Progetto Refiber: a Trieste sotto la lente fine vita e recupero delle vecchie barche

L’idea è adottare la “Responsabilità estesa del produttore” per la gestione dell’intero ciclo di utilizzo

Giulia Basso

A Trieste, come nella stragrande maggioranza delle città di mare, ci sono fin troppe barche abbandonate nei prati e nei giardini del Carso, e sono solo la punta visibile di un iceberg. Dei sei milioni di barche, prevalentemente piccole, che compongono il parco nautico italiano, ogni anno sono 80 mila quelle a fine vita e solo duemila vengono riciclate. Una riflessione su questi numeri fa capire come sia indispensabile costruire una filiera che affronti, per modificarlo, l’intero processo che va dalla costruzione al fine vita delle imbarcazioni. È l’obiettivo al centro del progetto Refiber, nato dalla collaborazione tra la pmi Innovando Srl e Area Science Park, con il cofinanziamento del sistema Argo.

Refiber vuole dare una risposta concreta ai problemi ambientali ed economici legati alla dismissione di scafi in vetroresina: se non vengono abbandonate, le imbarcazioni finiscono in discarica nel 90% dei casi. Un problema che si intende gestire coinvolgendo tutti gli attori del processo produttivo, oltre ai ricercatori e ai legislatori.

Confindustria Nautica, per affrontare la questione, sta creando un Comitato per la sostenibilità che coinvolga tutto il mondo della nautica nell’individuazione di soluzioni, che vanno dalla ricerca su nuovi biocompositi a quella sul riciclaggio dell’esistente, passando per una completa revisione del processo di progettazione, che deve orientarsi su barche che possano essere disassemblate. «Anche a fronte della difficoltà crescente di reperimento delle materie prime e dell’impennata dei relativi costi, nel caso italiano, in cui la blue economy rappresenta un fattore competitivo di prim’ordine, la nautica dev’essere tra i settori che trainano il processo di sviluppo di un’economia circolare», sostiene Marcello Guaiana, coordinatore dei progetti di Economia circolare di Area Science Park.

Con Refiber si studia la fattibilità tecnico-economica e legislativa di una filiera del riciclo. Perché va bene concentrarsi sui procedimenti chimico fisici per trattare i materiali, che sono a buon punto, ma bisogna pensare alla navigazione d’avvicinamento a quest’ultimo miglio. Perciò le proposte, messe nero su bianco sul sito di Refiber, sono legate a un cambiamento del quadro normativo: l’idea è quella di allargare anche a questo settore la “Responsabilità estesa del produttore” (Epr).
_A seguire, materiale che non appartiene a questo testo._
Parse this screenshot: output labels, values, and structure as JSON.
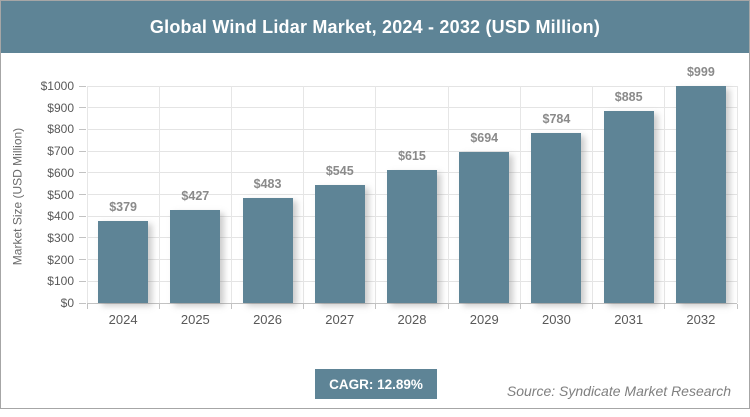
{
  "header": {
    "title": "Global Wind Lidar Market, 2024 - 2032 (USD Million)",
    "background": "#5e8496",
    "text_color": "#ffffff"
  },
  "chart_data": {
    "type": "bar",
    "title": "Global Wind Lidar Market, 2024 - 2032 (USD Million)",
    "categories": [
      "2024",
      "2025",
      "2026",
      "2027",
      "2028",
      "2029",
      "2030",
      "2031",
      "2032"
    ],
    "values": [
      379,
      427,
      483,
      545,
      615,
      694,
      784,
      885,
      999
    ],
    "value_labels": [
      "$379",
      "$427",
      "$483",
      "$545",
      "$615",
      "$694",
      "$784",
      "$885",
      "$999"
    ],
    "xlabel": "",
    "ylabel": "Market Size (USD Million)",
    "ylim": [
      0,
      1000
    ],
    "ytick_step": 100,
    "ytick_labels": [
      "$0",
      "$100",
      "$200",
      "$300",
      "$400",
      "$500",
      "$600",
      "$700",
      "$800",
      "$900",
      "$1000"
    ],
    "grid": true,
    "legend": false,
    "bar_color": "#5e8496",
    "value_label_color": "#8a8a8a",
    "tick_label_color": "#595959"
  },
  "footer": {
    "cagr_label": "CAGR: 12.89%",
    "source": "Source: Syndicate Market Research"
  }
}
Basandosi sul principio di “chi inquina paga”, l’Epr è considerata dall’Ue una policy ambientale adatta per la gestione del prodotto nel suo intero ciclo di vita. È già applicata, con ottimi risultati, per la raccolta e gestione di prodotti come i Raee (rifiuti di apparecchiature elettriche ed elettroniche), i pneumatici e i veicoli fuori uso, le pile e gli accumulatori. Perciò l’intenzione è di promuovere un decreto Epr sulle imbarcazioni, allineandolo con aspettative e necessità dei produttori.